Status: Accepted Date: 2025-07-06

Context

In a distributed system like Mercury, network requests can fail or time out. A client (e.g., the core backend logic) might send a request to a service (e.g., an order execution service or an exchange API) and not receive a response. The standard recovery mechanism is to retry the request. However, if the original request was actually processed, a simple retry could lead to dangerous side effects, such as creating duplicate orders, processing the same deposit twice, or incorrectly updating a position. This would lead to incorrect state and potential financial loss.

Decision

All critical, state-changing API endpoints and internal service commands within the Mercury ecosystem must be designed to be idempotent.
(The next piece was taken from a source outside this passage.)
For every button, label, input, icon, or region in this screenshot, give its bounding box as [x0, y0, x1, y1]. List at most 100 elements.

This will be achieved by requiring the client to generate a unique idempotency key (e.g., a UUID) for each distinct transaction.
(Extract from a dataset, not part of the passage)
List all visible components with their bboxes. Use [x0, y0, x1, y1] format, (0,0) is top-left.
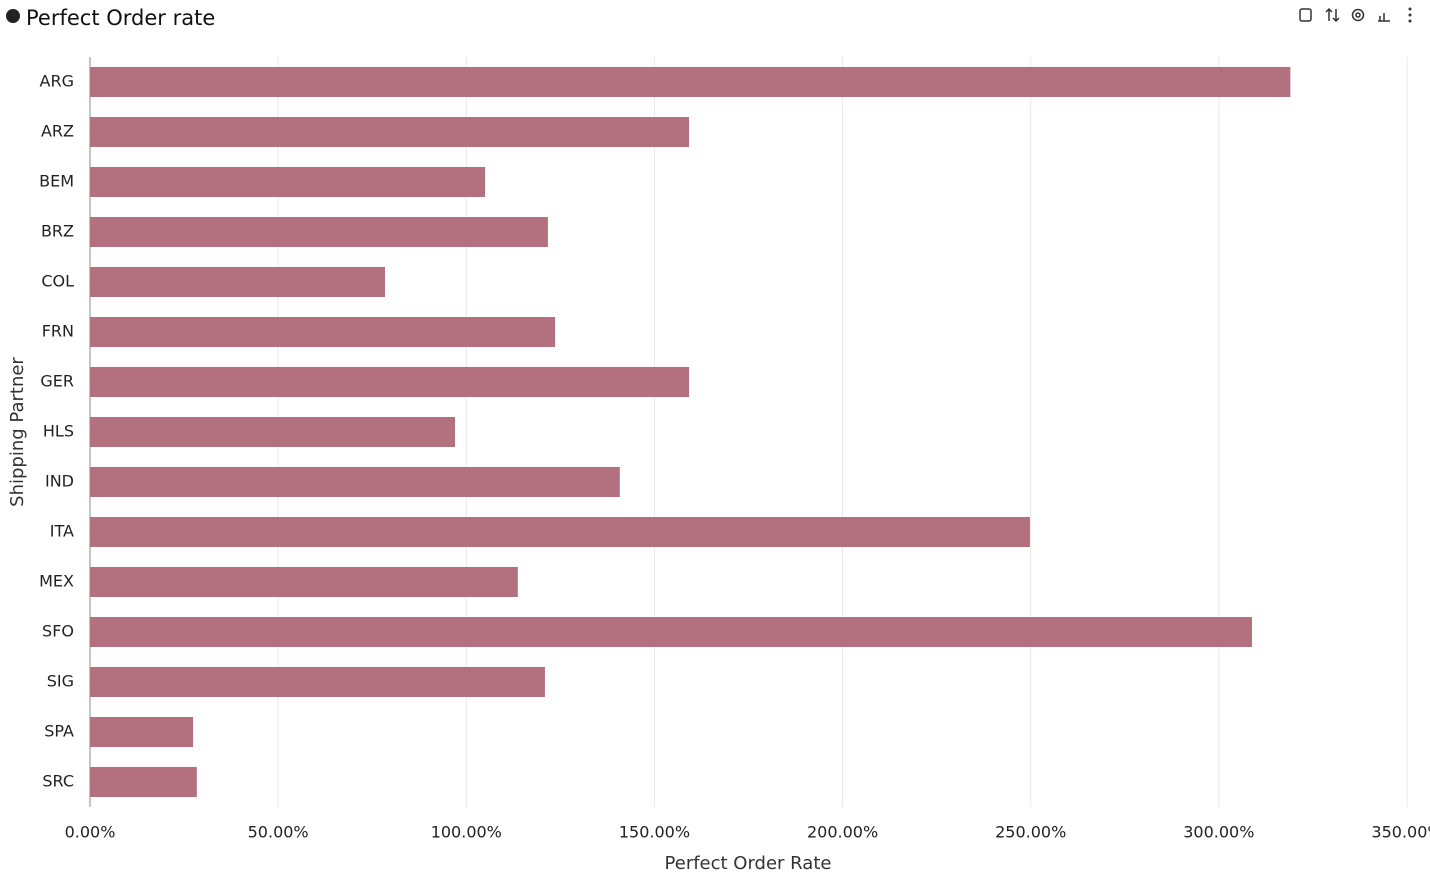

The server-side implementation must:

  1. Store a record of the idempotency keys it has successfully processed within a reasonable time window (e.g., 24 hours).
  2. Before executing a new request, check if the provided idempotency key has already been processed.
  3. If the key has been seen, the server must not re-process the request. Instead, it should return the saved response from the original successful request.

Consequences

Positive:

  • Safety and Correctness: Prevents duplicate transactions and ensures that operations can be safely retried, making the system more resilient to network failures.
  • Simplified Client Logic: Client-side error handling is simplified. On a timeout or network error, the client can safely retry the request with the same idempotency key, knowing it won't cause a duplicate operation.

Negative:

  • Increased Server-Side Complexity: The server must implement logic to track and manage idempotency keys, which adds complexity to every state-changing endpoint.
  • Storage Overhead: Storing idempotency keys requires additional storage (e.g., in Redis or a database table).
  • Performance Overhead: Each request incurs a slight performance penalty due to the need to look up the idempotency key.

Mitigation:

  • Shared Middleware: The idempotency-checking logic can be implemented as a reusable middleware or decorator in the NestJS framework. This reduces code duplication and ensures a consistent implementation across all relevant endpoints.
  • Time-Limited Storage: Idempotency keys only need to be stored for a finite period (e.g., 24-48 hours), after which it is safe to assume the original client is no longer retrying the request. This can be managed with a TTL (Time To Live) mechanism in a cache like Redis.
  • Selective Application: This requirement will be strictly enforced for critical, state-changing operations. It is not necessary for read-only (GET) requests or other non-critical operations.